Fui de los primeros en hacer cola a la entrada del portalón de coches. La cola se movía y subí por una rampa y entré en las tripas del ferry tras un minibús Wolkswagen con pegatinas de «Salvad a las Ballenas» en su parachoques trasero. Obedecí las gesticulaciones del tripulante vestido con un mono naranja fosforescente y aparqué a cinco centímetros de la lisa y blanca pared de la cubierta de vehículos. Una subida de dos pisos me llevó a la de pasajeros. Pasé junto a una tienda de regalos, un estanco y un snack bar, todo ello cerrado, y una habitación a oscuras repleta, de pared a pared, con máquinas de juegos de vídeo. Un camarero solitario jugaba al comecocos, devorando puntos con una concentración que le hacía fruncir el entrecejo.
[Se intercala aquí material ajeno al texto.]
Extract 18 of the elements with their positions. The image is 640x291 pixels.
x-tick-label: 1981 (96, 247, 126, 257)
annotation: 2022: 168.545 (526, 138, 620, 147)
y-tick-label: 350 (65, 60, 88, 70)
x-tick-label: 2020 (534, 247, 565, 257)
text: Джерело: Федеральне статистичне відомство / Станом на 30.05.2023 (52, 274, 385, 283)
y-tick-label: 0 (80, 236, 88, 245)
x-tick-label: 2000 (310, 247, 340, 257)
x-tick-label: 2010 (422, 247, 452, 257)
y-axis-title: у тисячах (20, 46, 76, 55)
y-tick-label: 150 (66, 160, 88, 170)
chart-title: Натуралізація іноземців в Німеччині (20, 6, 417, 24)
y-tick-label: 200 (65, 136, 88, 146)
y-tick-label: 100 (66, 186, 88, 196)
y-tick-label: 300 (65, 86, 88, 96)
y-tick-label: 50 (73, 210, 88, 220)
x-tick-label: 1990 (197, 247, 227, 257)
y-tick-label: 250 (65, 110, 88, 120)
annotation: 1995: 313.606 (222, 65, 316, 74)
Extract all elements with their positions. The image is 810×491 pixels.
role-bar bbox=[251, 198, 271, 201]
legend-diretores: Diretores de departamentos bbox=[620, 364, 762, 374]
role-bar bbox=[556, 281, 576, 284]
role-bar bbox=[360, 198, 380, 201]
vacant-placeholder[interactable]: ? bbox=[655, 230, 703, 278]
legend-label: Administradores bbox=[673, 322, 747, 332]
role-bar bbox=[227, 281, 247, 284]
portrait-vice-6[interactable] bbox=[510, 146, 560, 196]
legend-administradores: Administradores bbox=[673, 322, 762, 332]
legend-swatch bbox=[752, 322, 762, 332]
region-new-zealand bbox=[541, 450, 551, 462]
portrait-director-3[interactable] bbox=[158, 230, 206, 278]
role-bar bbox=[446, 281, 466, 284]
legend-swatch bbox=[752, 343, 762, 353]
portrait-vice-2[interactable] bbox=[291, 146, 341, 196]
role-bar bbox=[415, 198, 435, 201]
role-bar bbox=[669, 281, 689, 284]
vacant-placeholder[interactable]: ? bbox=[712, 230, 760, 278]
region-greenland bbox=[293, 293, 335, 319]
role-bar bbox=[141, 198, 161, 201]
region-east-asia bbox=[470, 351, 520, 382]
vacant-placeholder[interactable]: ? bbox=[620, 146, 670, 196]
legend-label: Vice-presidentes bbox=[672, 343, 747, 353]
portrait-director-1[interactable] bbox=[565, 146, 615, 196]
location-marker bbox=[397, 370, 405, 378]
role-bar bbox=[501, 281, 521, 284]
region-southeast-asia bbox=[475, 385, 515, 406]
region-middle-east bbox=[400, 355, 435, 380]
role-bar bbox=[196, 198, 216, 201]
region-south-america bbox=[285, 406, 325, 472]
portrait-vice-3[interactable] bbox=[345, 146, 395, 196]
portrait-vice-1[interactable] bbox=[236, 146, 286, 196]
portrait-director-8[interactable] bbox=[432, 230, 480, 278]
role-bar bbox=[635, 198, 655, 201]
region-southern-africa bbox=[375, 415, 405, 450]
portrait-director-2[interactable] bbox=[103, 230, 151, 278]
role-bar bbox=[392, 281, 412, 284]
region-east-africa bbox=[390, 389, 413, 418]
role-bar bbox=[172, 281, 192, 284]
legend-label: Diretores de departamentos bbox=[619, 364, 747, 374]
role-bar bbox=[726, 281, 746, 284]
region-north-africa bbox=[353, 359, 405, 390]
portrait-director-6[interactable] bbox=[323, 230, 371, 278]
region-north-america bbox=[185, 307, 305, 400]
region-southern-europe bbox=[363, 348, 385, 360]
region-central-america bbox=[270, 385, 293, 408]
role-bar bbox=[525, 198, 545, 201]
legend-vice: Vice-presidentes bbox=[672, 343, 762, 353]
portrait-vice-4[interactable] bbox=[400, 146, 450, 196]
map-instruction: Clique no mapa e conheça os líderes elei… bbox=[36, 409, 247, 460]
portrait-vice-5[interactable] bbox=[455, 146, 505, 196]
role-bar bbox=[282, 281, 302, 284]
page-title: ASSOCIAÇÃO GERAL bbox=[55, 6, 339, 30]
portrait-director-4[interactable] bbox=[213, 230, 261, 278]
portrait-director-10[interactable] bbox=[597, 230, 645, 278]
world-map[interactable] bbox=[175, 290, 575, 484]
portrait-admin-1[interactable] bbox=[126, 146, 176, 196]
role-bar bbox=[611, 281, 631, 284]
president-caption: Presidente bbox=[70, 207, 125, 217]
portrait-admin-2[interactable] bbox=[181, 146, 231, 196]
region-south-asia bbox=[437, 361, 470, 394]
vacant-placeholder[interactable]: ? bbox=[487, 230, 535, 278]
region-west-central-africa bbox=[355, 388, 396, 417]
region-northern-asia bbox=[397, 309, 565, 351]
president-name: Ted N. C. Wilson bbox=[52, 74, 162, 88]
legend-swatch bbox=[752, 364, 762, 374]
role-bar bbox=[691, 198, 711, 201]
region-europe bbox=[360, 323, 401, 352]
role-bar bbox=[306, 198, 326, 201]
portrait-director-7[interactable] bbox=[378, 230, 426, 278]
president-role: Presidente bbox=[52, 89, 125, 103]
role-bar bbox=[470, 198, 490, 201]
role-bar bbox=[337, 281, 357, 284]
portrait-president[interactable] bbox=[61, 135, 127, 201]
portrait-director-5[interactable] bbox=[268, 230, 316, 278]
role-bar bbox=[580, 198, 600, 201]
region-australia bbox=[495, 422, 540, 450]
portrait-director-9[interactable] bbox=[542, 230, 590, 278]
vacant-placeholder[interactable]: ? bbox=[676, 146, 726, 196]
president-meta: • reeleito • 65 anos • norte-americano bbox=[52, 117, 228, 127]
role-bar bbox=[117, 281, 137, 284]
Hallé un asiento con vista hacia la proa, doblé mi gabardina sobre mis rodillas y me recosté para pasar la hora de viaje.

El buque iba prácticamente vacío. Mis pocos compañeros de viaje eran jóvenes y vestidos con ropas de trabajo: personal contratado en el continente, que viajaba a sus trabajos en las mansiones de Brindamoor. Sin duda, el viaje de regreso estaría lleno de viajeros de otro tipo: abogados, banqueros, financieros, camino a sus oficinas del centro y salas de consejo.

El océano cabeceaba y balanceaba al barco, espumándose en respuesta a los vientos de superficie que corrían sobre el mar. Había otros barcos, más pequeños, en el agua; principalmente pesqueros, remolcadores y barcazas, y todos ellos bailaban al mismo son, haciendo reverencias y balanceos. Y si no fuera por lo que se movía el transbordador podría haber sido una maqueta puesta sobre una estantería.

Un grupo de seis chicos, aún no en la veintena, subió a la cubierta y se sentó a menos de tres metros. Rubios, barbudos y con distintos grados de descuido en el vestir, a base de ropa caqui arrugada y tejanos engrisecidos por la suciedad, se pasaban entre ellos un termo que, desde luego, no contenía café, bromeaban, fumaban, ponían sus pies sobre sillas y emitían unas carcajadas colectivas que parecían esas risas en off de los programas cómicos televisivos. Uno de ellos se fijó en mí y me ofreció el termo.

– ¿Un trago, tío? – me ofreció.

Sonreí y negué con la cabeza.

Se alzó de hombros, se dio la vuelta y la fiesta empezó de nuevo.

Sonó la sirena del ferry, con el rugido de los motores reverberando a través de las maderas de la cubierta, y comenzamos a movernos.

A mitad del viaje fui a donde se hallaban los jóvenes bebedores, ahora repantingados. Tres de ellos dormían, roncando por sus bocas abiertas, uno estaba leyendo un cómic obsceno y otros dos, uno de ellos el que me había ofrecido de beber, permanecían sentados fumando, como hinoptizados por el extremo encendido de sus cigarrillos.

– Perdonen.

Los dos fumadores alzaron la vista. El lector no me prestó atención.

– ¿Aja? -el generoso sonrió. Le faltaba la mitad de los dientes de delante: o era a causa de una mala higiene dental o por su mal carácter-. Lo siento, tío, no tenemos más sopa Campbell's.

Tomó el termo y lo agitó.

– ¿No es cierto, Dougie?

Su compañero, un chico gordo con bigotazos que le caían y patillas muy pobladas, rió y asintió con la cabeza.

– Aja, no más sopa. De pollo y pasta. Y con cuarenta y cinco grados de alcohol.